Sonia Boyce’s We move in her way. Photo: George Torode; Courtesy: the artist and ICA, London

In order to really “get” the performance, one would probably have needed to see it. This, of course, is often the case with performances (and sometimes precisely the point of them) but here we have the added dimension that what we are watching is not simply a documentation of the original performance, but an art work made from the remnants of the performance. Yet, as a sensory experience – which Boyce’s work clearly tries to be by virtue of the darkened room, the haunting soundtrack, the movements of the bodies, the strategically placed monitors encircling the viewer – the work falls short. The audience remains mostly unmoved, passive, and excluded from the original context and what may have been an energizing and boundary-pushing experience.
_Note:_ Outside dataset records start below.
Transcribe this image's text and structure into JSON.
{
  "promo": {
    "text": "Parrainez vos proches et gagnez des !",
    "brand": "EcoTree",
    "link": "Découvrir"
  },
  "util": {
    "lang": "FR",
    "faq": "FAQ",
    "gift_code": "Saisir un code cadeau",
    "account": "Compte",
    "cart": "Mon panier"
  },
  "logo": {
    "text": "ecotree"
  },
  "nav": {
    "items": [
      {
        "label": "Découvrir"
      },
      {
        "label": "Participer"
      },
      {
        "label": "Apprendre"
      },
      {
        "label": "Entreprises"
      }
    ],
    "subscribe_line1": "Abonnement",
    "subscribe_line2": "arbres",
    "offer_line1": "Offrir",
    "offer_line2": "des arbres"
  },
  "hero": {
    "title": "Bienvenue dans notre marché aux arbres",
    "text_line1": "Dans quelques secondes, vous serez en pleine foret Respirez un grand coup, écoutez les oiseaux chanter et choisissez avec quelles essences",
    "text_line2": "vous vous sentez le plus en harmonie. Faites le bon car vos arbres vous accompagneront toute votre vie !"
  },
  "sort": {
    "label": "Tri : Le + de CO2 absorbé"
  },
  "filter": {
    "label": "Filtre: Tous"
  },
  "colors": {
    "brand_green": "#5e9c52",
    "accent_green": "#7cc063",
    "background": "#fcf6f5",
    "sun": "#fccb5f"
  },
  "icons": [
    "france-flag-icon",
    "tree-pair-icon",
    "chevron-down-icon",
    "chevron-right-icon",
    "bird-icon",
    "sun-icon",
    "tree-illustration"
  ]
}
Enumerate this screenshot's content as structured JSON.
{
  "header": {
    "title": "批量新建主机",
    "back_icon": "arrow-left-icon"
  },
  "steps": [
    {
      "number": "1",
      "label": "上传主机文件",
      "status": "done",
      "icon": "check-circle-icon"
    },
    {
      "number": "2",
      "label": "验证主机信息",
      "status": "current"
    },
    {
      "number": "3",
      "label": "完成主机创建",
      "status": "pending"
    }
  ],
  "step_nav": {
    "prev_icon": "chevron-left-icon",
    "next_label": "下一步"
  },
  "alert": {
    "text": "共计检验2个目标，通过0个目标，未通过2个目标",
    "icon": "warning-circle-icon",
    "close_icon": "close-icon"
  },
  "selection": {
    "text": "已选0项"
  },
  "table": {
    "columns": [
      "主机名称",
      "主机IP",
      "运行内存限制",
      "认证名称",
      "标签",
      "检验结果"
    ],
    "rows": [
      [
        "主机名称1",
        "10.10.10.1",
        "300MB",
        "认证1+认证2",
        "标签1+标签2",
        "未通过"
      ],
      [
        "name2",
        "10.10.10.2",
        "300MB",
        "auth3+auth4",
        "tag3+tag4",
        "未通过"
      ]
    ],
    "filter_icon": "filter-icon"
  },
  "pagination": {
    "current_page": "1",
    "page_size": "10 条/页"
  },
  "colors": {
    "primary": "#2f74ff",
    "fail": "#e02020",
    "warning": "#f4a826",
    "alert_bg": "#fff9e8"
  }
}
To make sense of it at all, it would have helped to know a bit more about the various collaborators. For instance, Elaine Mitchener collaborated with Boyce at the Venice Biennial in 2015 and her boundary-defying vocal art uses spontaneous voice to confront our inhibitions around notions of the self. While none of this information is provided at the ICA, Mitchener’s own website offers a far more elucidating description of her part in the performance: “I was commissioned by the artist Sonia Boyce to create ‘I back…I neck…I face…I chest’ a 20 minute ‘anonymous exploration of identity through movement, sound art and vocalization.’”

Despite Boyce’s long interest in improvised collaborative work, with this little information on the collaborators the collaborative part of this art work doesn’t become very apparent. Moreover, we cannot access the thrill of an unscripted performance. There may have been a conscious decision to keep clarifying notes to a minimum in order for the viewers to “experience” the art work more directly, but it also means that viewers are left without any orientation on how to look at the performance.

The original performance may have meant something to the participants, but the remnants of the performance used in the final solo art work feel inaccessible, just too distant to be recouped in a meaningful way.

Based in London, Liese Van Der Watt is a South African art writer and associate editor of C&.